Of course, the phase current can take on positive and negative values, so that the phrase “phase current in the direction of the first half-bridge” is not to be construed as being restrictive in any way to the extent that only the current flowing in the direction of the first half-bridge is determined, but rather the phase current is of course also considered in the opposite direction, flowing away from the first half-bridge. Preferably, one or more current measuring devices are used in order to determine the electrical parameter, depending on the arrangement within the inverter, which allow the determination of a parameter that characterizes the curve of a phase current in the direction of the first half-bridge. Preferably, such a current measuring device can be arranged within a switching element of the half-bridge, which in particular detect currents through an intrinsic parallel-connected diode or a body diode of a switching element. Preferably, such a current measuring device is arranged in a supply line or discharge line of the current through a switching element of a half-bridge, preferably at the phase current terminal of a half-bridge.

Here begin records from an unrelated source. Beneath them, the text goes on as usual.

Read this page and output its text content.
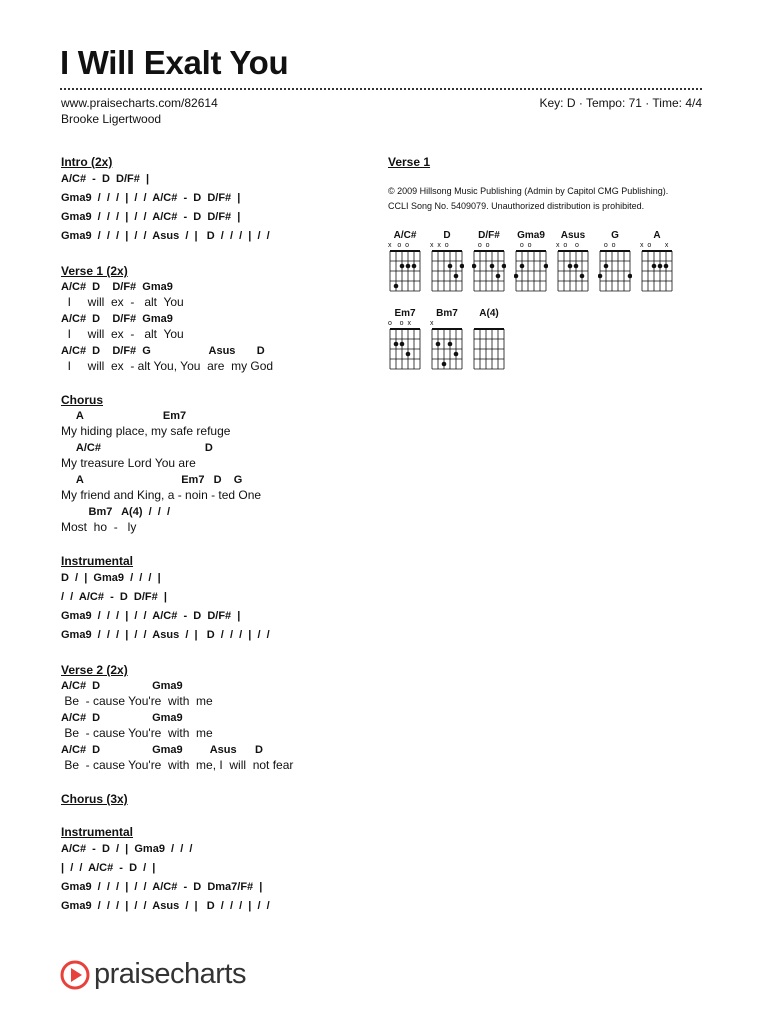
I Will Exalt You
www.praisecharts.com/82614
Brooke Ligertwood
Key: D · Tempo: 71 · Time: 4/4
Intro (2x)
A/C#  -  D  D/F#  |
Gma9  /  /  /  |  /  /  A/C#  -  D  D/F#  |
Gma9  /  /  /  |  /  /  A/C#  -  D  D/F#  |
Gma9  /  /  /  |  /  /  Asus  /  |   D  /  /  /  |  /  /
Verse 1 (2x)
A/C#  D    D/F#  Gma9
I     will  ex  -   alt  You
A/C#  D    D/F#  Gma9
I     will  ex  -   alt  You
A/C#  D    D/F#  G                   Asus       D
I     will  ex  - alt You, You  are  my God
Chorus
A                          Em7
My hiding place, my safe refuge
A/C#                                  D
My treasure Lord You are
A                                Em7   D    G
My friend and King, a - noin - ted One
Bm7   A(4)  /  /  /
Most  ho  -   ly
Instrumental
D  /  |  Gma9  /  /  /  |
/  /  A/C#  -  D  D/F#  |
Gma9  /  /  /  |  /  /  A/C#  -  D  D/F#  |
Gma9  /  /  /  |  /  /  Asus  /  |   D  /  /  /  |  /  /
Verse 2 (2x)
A/C#  D                 Gma9
Be  - cause You're  with  me
A/C#  D                 Gma9
Be  - cause You're  with  me
A/C#  D                 Gma9         Asus      D
Be  - cause You're  with  me, I  will  not fear
Chorus (3x)
Instrumental
A/C#  -  D  /  |  Gma9  /  /  /
|  /  /  A/C#  -  D  /  |
Gma9  /  /  /  |  /  /  A/C#  -  D  Dma7/F#  |
Gma9  /  /  /  |  /  /  Asus  /  |   D  /  /  /  |  /  /
Verse 1
© 2009 Hillsong Music Publishing (Admin by Capitol CMG Publishing).
CCLI Song No. 5409079. Unauthorized distribution is prohibited.
A/C#
x   o  o
D
x  x  o
D/F#
o  o
Gma9
o  o
Asus
x  o    o
G
o  o
A
x  o       x
Em7
o    o  x
Bm7
x
A(4)
praisecharts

The following is furthermore provided:

• • An inverter having a plurality of half-bridges and a control device. The plurality of half-bridges each comprise two switching elements. In particular, two semiconductor switching elements can be provided in each half-bridge, wherein a diode is provided parallel to each semiconductor switching element. The control device is designed so as to provide control signals for the switching elements in the plurality of half-bridges. Furthermore, the control device is designed so as to carry out a method according to the invention for operating the inverter.

Finally, the following is provided:

• • An electric drive system having an electric machine and an inverter according to the invention. The inverter is connected to the electric machine at an AC voltage terminal.
  • Furthermore, the inverter is designed so as to be connected to a DC power source at a DC voltage terminal.

An electric drive system typically comprises an electric power converter, for example an inverter which can convert a DC electric voltage supplied on the input side into an AC voltage in order to drive an electric machine. In this inverter, a so-called safe state can also be set under certain conditions. Such a safe state can be, for example, an active short circuit in which the switching elements of the inverter are controlled such that the phase terminals of an electric machine connected to the inverter are short-circuited. For example, all upper switching elements or all lower switching elements in the half-bridges of the inverter can be closed. For example, the switching elements connected to a positive tie point of a DC voltage terminal of the inverter can be referred to as upper switching elements, while the lower switching elements are connected to a negative tie point of the DC voltage terminal.

In addition, the so-called freewheel mode is known as a safe operating state. Here, all switching elements in the inverter are opened. If the electric machine connected to the inverter is in motion, an electric voltage can be induced in the phase coils of the electric machine. If the electric voltage from the electric machine exceeds the input voltage on the DC voltage side, an electric current from the electric machine can flow through the diodes provided parallel to the switching elements in the inverter to a battery connected to the DC voltage side of the inverter, or the like. Such a flow of current may not be desired, depending on the circumstances, and should therefore may need to be avoided or at least limited. Diodes provided parallel to the switching elements of the inverter can be understood as follows in terms of the present invention: separate electrical elements, integrated electrical elements, and/or an element that performs a function corresponding to a diode behavior due to the semiconductor structure of the switching element or a parasitic semiconductor structure of the switching element, in particular in the case of MOSFET.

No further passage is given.